Town Introduces New Glass Recycling Program

The town announced on April 4 that curbside bins have been set up, so glass recycling can continue.
(Photo courtesy of the Town of Oyster Bay)

Town of Oyster Bay Supervisor Joseph Saladino recently announced that a new pilot program has started for residents who wish to recycle glass products. This comes after the town started the year by no longer including glass in its normal recycling pickup.

“Over the past several months, local governments throughout the United States have been forced to alter their recycling operations due to restrictions in the international market for recycled commodities, and with this change came the inability to collect glass materials,” said Saladino at a press conference announcing the program. “Since the change, our town has been working diligently to find alternatives so that glass can once again be recycled, as we share our residents’ concern about a need for glass recycling.”

At a town board meeting at the end of last year, the town board voted unanimously to approve a new intermunicipal agreement with the Town of Hempstead Sanitary District Number One to haul away the recyclable material that is picked up by the town’s sanitation department on a weekly basis. The overseas restrictions led glass recycling to be left out.

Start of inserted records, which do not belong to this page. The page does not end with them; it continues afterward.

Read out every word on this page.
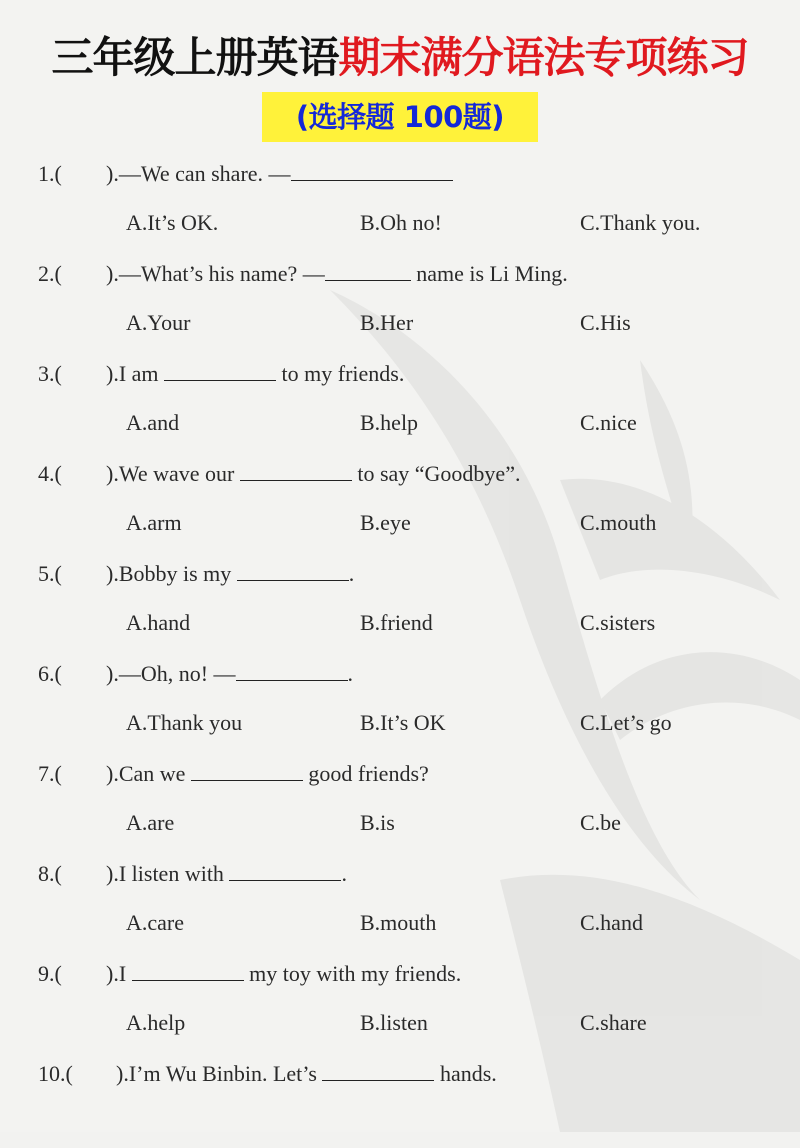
三年级上册英语期末满分语法专项练习
(选择题 100题)
1.( ).—We can share. —
A.It’s OK.	B.Oh no!	C.Thank you.
2.( ).—What’s his name? —	name is Li Ming.
A.Your	B.Her	C.His
3.( ).I am	to my friends.
A.and	B.help	C.nice
4.( ).We wave our	to say “Goodbye”.
A.arm	B.eye	C.mouth
5.( ).Bobby is my	.
A.hand	B.friend	C.sisters
6.( ).—Oh, no! —	.
A.Thank you	B.It’s OK	C.Let’s go
7.( ).Can we	good friends?
A.are	B.is	C.be
8.( ).I listen with	.
A.care	B.mouth	C.hand
9.( ).I	my toy with my friends.
A.help	B.listen	C.share
10.( ).I’m Wu Binbin. Let’s	hands.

“There’s a big complication right now,” said Saladino. “China and other countries have clamped down on the recyclables that they take because one broken glass is in the mix with it. It makes all the recyclables less valuable. In this case, they were refusing to take it. So it isn’t just an Oyster Bay problem, it’s a problem across America. You load glass into a truck, it breaks and the broken shards mix in with the other recyclables.”

Saladino said that he cares deeply about environmental issues, going back to the 14 years he served as a state assemblyman and time spent on the Environmental Conservation Committee. He wants the town to be the best pro-environmental municipality in the state. The town decided on taking a multi-phase approach to trying to solve the glass recycling issue.

“Phase one will involve curbside recycling,” said Saladino. “We’ve set up igloos at different locations in the town to collect glass. A company has agreed to take it and recycle it. Some municipalities are already doing this, but glass is still getting thrown out. I won’t do that. I’m transparent and honest. If we are giving the impression that glass is being recycled at the curbside, we got to recycle it.”

One of five igloos across the Town of Oyster Bay for glass recycling.
(Photo by Jennifer Fauci)

The town has set up five igloos where residents can dispose of their glass, which includes the Department of Public Works in Syosset (150 Miller Place), the South Town Hall in Massapequa (977 Hicksville Rd.), the Solid Waste Disposal Complex in Old Bethpage (101 Bethpage-Sweet Hollow Rd.), Theodore Roosevelt Park in Oyster Bay (25 West End Ave.) and John Burns Park in Massapequa (4990 Merrick Rd.). The company that will be picking up the glass is known as EWG Glass Recovery & Recycling Corp, located in Jamaica, Queens. They have worked out a 90-day contract with the town, and Saladino said that this process will not cost anything for local residents.

“The company that handles the town garbage needs to be paid per ton to take the municipal solid waste [MSW] away,” said Saladino. “Taking glass out of the total weight of the MSW saves us money because we have lightened the total amount of garbage that we have to pay a company to take away. In addition, [EWG] does not charge us anything to pick up the glass. We don’t have transportation cost involved. We’re not paying for the shipping. This company is willing to take it for free.”

If the program is received well by the public, the town will move to phase two, which is to continue to add igloos throughout the town. After the 90 days are up, discussions will begin on phase three, which is to come up with a more regional approach to solve the problem, including how to use these resources for local issues.

“We would like the New York State Department of Environmental Conservation to allow us to grind up the glass and use it in different ways,” said Saladino. “We want to fortify our dunes and sands because ground glass is a powder, just like sand. We want to use it as a bedding material when you put pipe in the ground for drainage. Even using it as material in a garden bed, there are so many innovative ways to use glass and I am determined to be proactive.”